The extra options supported are:

  • --run-count : How many times to run the experiment
  • --row-count : How many rows to run through the UDF

Runtime Engine

This repo is set up to use both the native Extism runtime and the (still under-development) Chicory runtime. Chicory is a JVM-native WASM runtime made by the same folks who are actively developing Extism. The advantage of having a Java-native runtime when running a Spark project are pretty obvious, but I set up this repo to use both so that they could be compared side-by-side. There is a drawback, however. As of the time of writing, WASI support isn't complete in the Chicory runtime, and as such some of the examples (C# and JavaScript) can't yet run in it. The run_with_csharp.sh and run_with_js.sh scripts already include the --no-chicory flag to disable this Runtime and use the native Extism one instead.

Writing a plugin UDF

Writing a plugin UDF was easy enough, and for this experiment I kept the UDFs to the trivial task of adding two columns and returning the value. The part that takes the most code (and the most CPU time) is the serialization/deserialization, which is currently implemented using Protocol Buffers. In a future version I'll replace this with Apache Arrow, much like Spark and DataFusion use already in many places.

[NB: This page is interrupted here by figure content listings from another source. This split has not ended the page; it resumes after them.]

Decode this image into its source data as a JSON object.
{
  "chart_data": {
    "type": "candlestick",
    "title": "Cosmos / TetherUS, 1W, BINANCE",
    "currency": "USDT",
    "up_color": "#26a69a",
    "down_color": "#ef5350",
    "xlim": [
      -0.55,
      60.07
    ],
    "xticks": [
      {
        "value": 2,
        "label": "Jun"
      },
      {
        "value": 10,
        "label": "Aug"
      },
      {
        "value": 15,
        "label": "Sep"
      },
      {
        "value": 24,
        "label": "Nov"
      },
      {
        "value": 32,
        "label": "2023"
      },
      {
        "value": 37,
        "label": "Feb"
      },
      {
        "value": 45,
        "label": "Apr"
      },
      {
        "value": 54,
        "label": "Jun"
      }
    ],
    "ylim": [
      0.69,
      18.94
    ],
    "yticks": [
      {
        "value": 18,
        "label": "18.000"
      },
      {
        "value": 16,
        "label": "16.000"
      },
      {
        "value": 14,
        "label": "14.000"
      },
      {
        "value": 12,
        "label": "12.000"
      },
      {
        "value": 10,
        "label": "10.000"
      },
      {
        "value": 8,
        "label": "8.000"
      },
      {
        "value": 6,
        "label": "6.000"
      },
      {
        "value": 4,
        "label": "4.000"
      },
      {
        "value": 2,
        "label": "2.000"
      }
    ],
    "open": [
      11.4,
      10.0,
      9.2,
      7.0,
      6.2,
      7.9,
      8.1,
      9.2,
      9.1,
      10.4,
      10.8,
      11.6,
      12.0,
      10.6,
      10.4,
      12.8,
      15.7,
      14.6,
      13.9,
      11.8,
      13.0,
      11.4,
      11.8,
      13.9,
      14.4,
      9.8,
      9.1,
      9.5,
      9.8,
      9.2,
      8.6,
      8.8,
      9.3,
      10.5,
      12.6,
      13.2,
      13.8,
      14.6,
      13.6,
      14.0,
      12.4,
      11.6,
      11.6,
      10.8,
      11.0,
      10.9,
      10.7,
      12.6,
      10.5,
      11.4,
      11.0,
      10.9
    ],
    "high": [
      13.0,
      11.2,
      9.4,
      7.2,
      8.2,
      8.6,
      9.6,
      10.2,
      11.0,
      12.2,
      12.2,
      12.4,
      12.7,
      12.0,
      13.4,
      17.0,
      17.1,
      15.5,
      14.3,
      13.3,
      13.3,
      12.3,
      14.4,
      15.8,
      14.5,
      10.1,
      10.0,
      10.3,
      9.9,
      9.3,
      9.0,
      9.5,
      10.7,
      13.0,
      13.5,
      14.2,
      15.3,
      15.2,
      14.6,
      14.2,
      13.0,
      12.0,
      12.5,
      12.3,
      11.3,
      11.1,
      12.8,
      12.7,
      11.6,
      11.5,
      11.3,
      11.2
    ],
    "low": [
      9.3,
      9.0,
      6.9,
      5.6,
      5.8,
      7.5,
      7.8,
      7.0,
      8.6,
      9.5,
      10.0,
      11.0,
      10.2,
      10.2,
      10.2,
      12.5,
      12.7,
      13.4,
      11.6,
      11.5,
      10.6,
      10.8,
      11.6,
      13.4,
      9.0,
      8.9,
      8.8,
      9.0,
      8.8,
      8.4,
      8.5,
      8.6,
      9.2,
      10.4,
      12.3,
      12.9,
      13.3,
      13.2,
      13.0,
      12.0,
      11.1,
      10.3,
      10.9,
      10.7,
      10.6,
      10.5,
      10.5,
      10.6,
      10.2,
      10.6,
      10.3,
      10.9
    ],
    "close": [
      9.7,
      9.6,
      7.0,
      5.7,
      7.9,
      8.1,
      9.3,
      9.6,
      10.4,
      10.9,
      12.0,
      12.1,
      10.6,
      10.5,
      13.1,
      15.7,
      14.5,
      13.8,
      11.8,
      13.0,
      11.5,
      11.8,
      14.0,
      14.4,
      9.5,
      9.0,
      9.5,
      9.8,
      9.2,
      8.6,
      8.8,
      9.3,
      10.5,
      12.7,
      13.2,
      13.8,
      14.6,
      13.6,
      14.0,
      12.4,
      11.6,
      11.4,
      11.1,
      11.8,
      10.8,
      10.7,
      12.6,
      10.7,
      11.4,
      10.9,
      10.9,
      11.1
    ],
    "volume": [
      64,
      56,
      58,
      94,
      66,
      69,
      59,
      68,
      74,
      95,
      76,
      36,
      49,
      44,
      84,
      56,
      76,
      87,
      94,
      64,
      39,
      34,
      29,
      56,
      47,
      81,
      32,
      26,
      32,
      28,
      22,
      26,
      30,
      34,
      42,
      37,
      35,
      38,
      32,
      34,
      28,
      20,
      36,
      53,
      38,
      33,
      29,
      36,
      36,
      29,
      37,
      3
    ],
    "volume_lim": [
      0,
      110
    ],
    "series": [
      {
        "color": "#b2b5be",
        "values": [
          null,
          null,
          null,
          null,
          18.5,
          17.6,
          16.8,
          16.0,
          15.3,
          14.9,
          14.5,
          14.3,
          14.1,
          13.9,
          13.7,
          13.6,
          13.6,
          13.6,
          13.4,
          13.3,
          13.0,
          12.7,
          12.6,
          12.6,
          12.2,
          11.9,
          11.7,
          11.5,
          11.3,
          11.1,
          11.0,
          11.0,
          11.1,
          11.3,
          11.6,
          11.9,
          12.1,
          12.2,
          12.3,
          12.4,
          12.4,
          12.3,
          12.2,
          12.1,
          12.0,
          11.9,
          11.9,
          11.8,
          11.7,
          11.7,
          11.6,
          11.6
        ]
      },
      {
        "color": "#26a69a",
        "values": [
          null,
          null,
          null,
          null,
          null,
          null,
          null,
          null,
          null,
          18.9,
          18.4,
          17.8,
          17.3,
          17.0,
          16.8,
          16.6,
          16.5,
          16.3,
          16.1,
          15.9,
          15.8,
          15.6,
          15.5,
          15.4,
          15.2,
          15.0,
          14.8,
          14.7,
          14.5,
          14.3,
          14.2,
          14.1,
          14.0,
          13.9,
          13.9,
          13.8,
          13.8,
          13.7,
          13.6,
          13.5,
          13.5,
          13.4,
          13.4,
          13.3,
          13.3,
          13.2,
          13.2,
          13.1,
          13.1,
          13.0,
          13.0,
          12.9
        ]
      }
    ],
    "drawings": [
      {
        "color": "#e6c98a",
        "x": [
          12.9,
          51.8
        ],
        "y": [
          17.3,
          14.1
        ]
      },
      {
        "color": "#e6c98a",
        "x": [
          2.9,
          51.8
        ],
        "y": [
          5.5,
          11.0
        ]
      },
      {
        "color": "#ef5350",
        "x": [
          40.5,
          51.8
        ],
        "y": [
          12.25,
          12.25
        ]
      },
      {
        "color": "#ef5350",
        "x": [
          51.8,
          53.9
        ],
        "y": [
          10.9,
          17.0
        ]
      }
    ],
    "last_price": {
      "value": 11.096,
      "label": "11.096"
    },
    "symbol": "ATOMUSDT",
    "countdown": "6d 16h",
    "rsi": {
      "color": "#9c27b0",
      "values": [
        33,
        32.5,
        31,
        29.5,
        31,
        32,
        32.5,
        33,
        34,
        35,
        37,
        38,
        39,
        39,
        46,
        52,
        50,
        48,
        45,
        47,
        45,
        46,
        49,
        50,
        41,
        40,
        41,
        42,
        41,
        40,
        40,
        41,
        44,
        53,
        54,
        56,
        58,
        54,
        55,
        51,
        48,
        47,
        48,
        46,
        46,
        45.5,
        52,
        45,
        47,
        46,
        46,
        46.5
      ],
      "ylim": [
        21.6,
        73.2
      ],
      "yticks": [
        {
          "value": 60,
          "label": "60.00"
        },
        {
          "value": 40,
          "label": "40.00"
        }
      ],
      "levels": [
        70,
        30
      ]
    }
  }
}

The plugin can look as simple (relatively speaking) as this:

#[plugin_fn]
pub fn add_two(args: Prost<proto::UdfArgs>) -> FnResult<Prost<Literal>> {
    let udfargs = args.0;
    
    // Accept only two arguments
    if udfargs.args.len() == 2 {
        let first_arg = udfargs.args.first().unwrap();
        let second_arg = udfargs.args.last().unwrap();

        match (&first_arg.literal_type, &second_arg.literal_type) {
            // When both arguments are Integers
            (Some(LiteralType::Integer(first)), Some(LiteralType::Integer(second))) => {
                // Construct the result 
                let res = Literal { 
                    literal_type: Some(LiteralType::Integer(first + second))
                };
                Ok(Prost(res))
            }
            // When one or both of the arguments aren't Integers
            _ => {
                Err(WithReturnCode(anyhow::format_err!("Invalid arguments {:?}, {:?}", first_arg.literal_type, second_arg.literal_type), -1)) 
            }
        }
    } else {
        Err(WithReturnCode(anyhow::format_err!("Invalid argument count: {}", udfargs.args.len()), -1))
    }
}

Because the Spark rows are marshalled using Protobuf, it's possible to have as deeply nested data as you desire, of any of the types that Spark supports.

Calling the plugins from Spark is as easy as using the custom Expression that I've put together:

WASM_UDF(
    pathOrUrl,
    "add_two",
    IntegerType,
    col("id").cast(IntegerType),
    lit(2)
)

This expression takes the path or URL to the WASM file, the function name to call and the expected return type. Everything after that is any number of argument columns that you want to pass to the UDF. This is a bit of an inelegant approach, and one that I hope to improve in the future.

Performance

The current performance isn't up to par, and that's really because of the Serialization/Deserialization step. For better performance I'm definitely going to explore using Apache Arrow to cut down on this time and even support something like vectorization.

Next steps

  1. Add plugin examples for the remaining languages
  2. Explore using a MapPartition node instead of a per-row node
  3. Migrate some of the examples to use Apache Arrow instead
  4. Have the UDFs register during some sort of startup step so that return type and arguments can be checked by the Query planner.